Although it has been 42 years I remember our preacher saying “Now you are one” as he pronounced us man and wife. At the time I did not fully understand the meaning of that as I do now. I came to realize that it meant much more than financial or legal matters, it meant in all aspects of our lives, in our joys and triumphs as well as our burdens and failures.

Now, in your engagement and in the future as you are joined the burden of diabetes must be shared willingly, if he chooses to remain joined with you and make it official he must do this. While diabetes will always be a burden, it is a burden the union must shoulder as one. I do suggest that you have a conversation with him and find out if he is willing to accept diabetes as part of your union.

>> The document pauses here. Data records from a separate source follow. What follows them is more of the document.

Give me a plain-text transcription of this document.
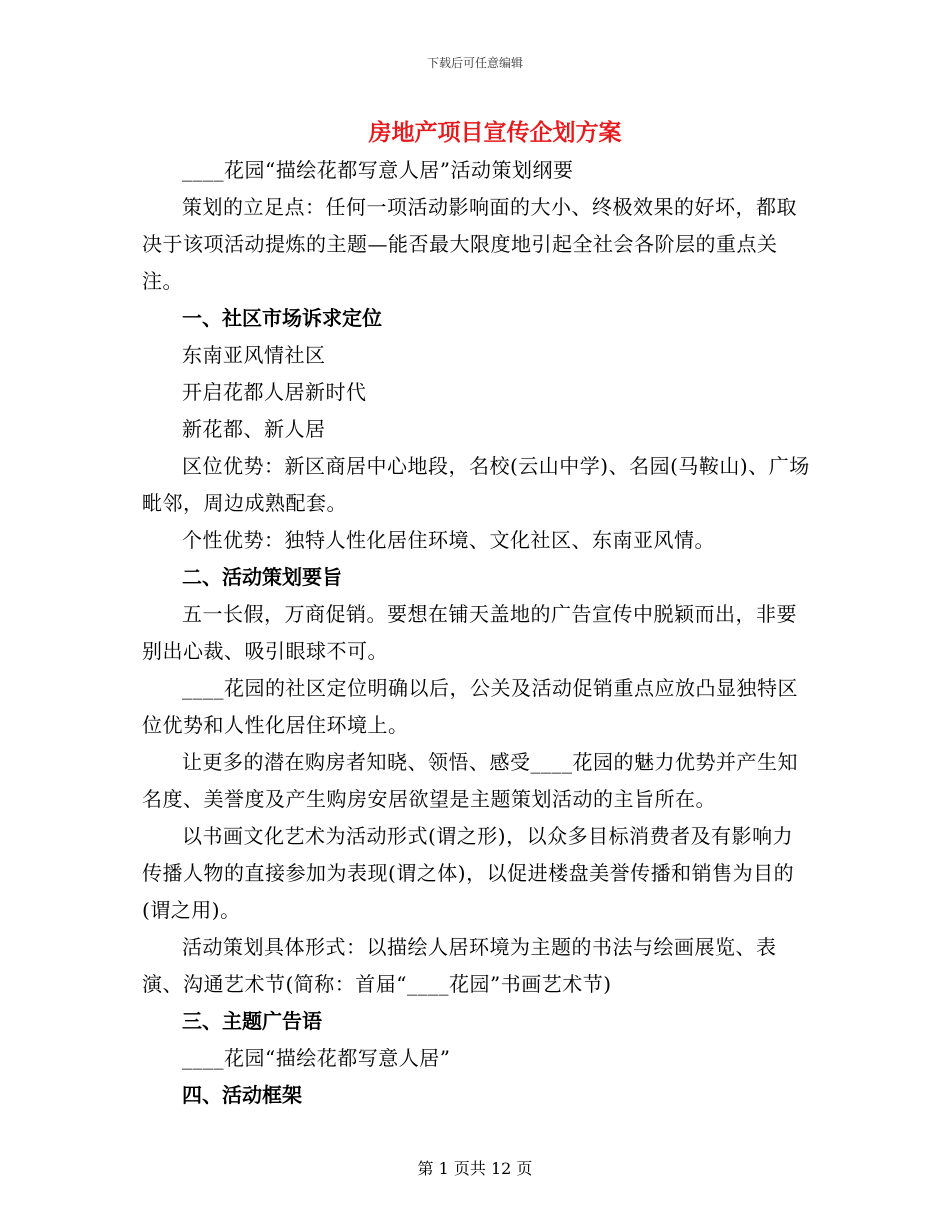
下载后可任意编辑
房地产项目宣传企划方案

____花园“描绘花都写意人居”活动策划纲要

策划的立足点：任何一项活动影响面的大小、终极效果的好坏，都取决于该项活动提炼的主题—能否最大限度地引起全社会各阶层的重点关注。

一、社区市场诉求定位

东南亚风情社区

开启花都人居新时代

新花都、新人居

区位优势：新区商居中心地段，名校(云山中学)、名园(马鞍山)、广场毗邻，周边成熟配套。

个性优势：独特人性化居住环境、文化社区、东南亚风情。

二、活动策划要旨

五一长假，万商促销。要想在铺天盖地的广告宣传中脱颖而出，非要别出心裁、吸引眼球不可。

____花园的社区定位明确以后，公关及活动促销重点应放凸显独特区位优势和人性化居住环境上。

让更多的潜在购房者知晓、领悟、感受____花园的魅力优势并产生知名度、美誉度及产生购房安居欲望是主题策划活动的主旨所在。

以书画文化艺术为活动形式(谓之形)，以众多目标消费者及有影响力传播人物的直接参加为表现(谓之体)，以促进楼盘美誉传播和销售为目的(谓之用)。

活动策划具体形式：以描绘人居环境为主题的书法与绘画展览、表演、沟通艺术节(简称：首届“____花园”书画艺术节)

三、主题广告语

____花园“描绘花都写意人居”

四、活动框架

第 1 页共 12 页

I do wish to defend his apparent lack of understanding. First a little about me. I am type two but my life very much resembles that of a type 1. I am fully insulin dependent and I use an insulin pump. I understand much of what a T1 goes through, I go through the same. I can have highs and I can have lows just like any T1. On the exterior you cannot tell me from a T1. I tell you this because as much as I live a T1 style life I am not confident in saying I understand what it is like to be T1.

I have spent the last 10 years as part of a forum that is very similar to FuDiabetes I have volunteered for that site for the last eight years. I think I know as much about T1 as any non-T1 outside or the medical community. The more I understand about T1 the more I realize that I can never fully understand what it is to be T1. Your Fiancé is just beginning to learn, maybe he deserves some time. While he can never fully understand he must learn to empathize, he cannot learn what its like to be you but he must learn that it is difficult for you.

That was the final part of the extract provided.